The Swami knew no fear and showed great courage in going against the tradition in dealing with matters of suffering and injustice. It will be fit to recall some of the prominent incidents in his life which undoubtedly show his lofty disposition.

At the death of one of his sons, a relative came to Swamiji apparently to offer his condolences and in the process wept bitterly. Swamji gave him sympathy and advised him not to grieve over the inevitable.

Once when Swamiji was coming down the stairs of his Ashram for his usual 'Sandhya' a thief loaded with articles stolen from the Ashram passed his way and even paid homage to him. In the morning when disciples informed him of the theft, he told them that a man loaded with the stolen articles had paid him respects in the early hours of the morning and he did not catch him then.

Among Kashmiri Pandits, there was a subcaste called 'Leji Bhat' who due to changing fortunes of the valley had got converted at some distant past and had reverted to their parent faith subsequently. Even though their lives were ideal, high caste Brahmins would not even partake the meals prepared by them. Likewise, was the situation for the Bohra sub-caste in the Pandit community. Swamiji could stand no such differentiation. He initiated fairly good number of disciples from among the sub-castes and started a slow but sure propaganda against this high-handedness of the so- called top-class and orthodox Brahmins.

Menace Eliminated

Finally, a big Yagya was organized by the sub- castes at Bijbehara. Swamiji invited all the learned and orthodox Brahmins of the valley to the Yagya along with other leaders of the Pandit community. They could not spurn his offer. At the conclusion of the Yagya food was served by the brethren who had been wronged and everybody took the meals. Thus the menace to the integrity of the Pandit community was eliminated.
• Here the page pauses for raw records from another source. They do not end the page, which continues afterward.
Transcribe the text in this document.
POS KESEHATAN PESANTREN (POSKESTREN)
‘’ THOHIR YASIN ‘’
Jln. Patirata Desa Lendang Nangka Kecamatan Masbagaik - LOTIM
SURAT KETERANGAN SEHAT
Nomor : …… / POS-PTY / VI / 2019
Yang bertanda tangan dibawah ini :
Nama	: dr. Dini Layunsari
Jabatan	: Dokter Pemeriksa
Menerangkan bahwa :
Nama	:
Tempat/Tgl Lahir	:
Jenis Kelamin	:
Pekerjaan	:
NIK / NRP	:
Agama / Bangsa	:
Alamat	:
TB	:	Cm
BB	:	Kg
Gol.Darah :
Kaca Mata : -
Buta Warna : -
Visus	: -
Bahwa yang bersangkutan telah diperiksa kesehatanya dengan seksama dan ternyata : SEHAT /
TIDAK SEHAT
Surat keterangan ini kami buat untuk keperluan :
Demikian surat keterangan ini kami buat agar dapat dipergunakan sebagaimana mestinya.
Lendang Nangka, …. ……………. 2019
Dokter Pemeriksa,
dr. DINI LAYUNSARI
Swamiji was fond of music and often musicians, both Hindus and Muslims, used to recite rare Sufi and devotional poetry of great Siddhas like Parmanand and Lalleshwari to him. One among them was Swami's constant companion. Swamiji loved him like a child. But the musician married a Muslim girl and got alienated from his community. Some time later, the musician left the company of the girl and came to Swamiji after a period of self- imposed exile. While others despised him, the Swami received him with open arms. Nothing had changed the love of the Swami for his child.

Playful Countenance

That was Swami Vidyadhar, the great saint who would keep the audiences spell-bound by his sweet voice and great discourses, opening new vistas of spiritual path. This scribe, whose father was a disciple of Swamiji, had the great fortune of his constant company right from his early childhood to his early teens. He cherishes the playful countenance of the great Yogi for the Yogi seemed to be his playmate all the time he was in contact with him. He vividly recollects the mock horse which the Yogi would lovingly offer himself to be while the writer as a conscious Balak rode on his back.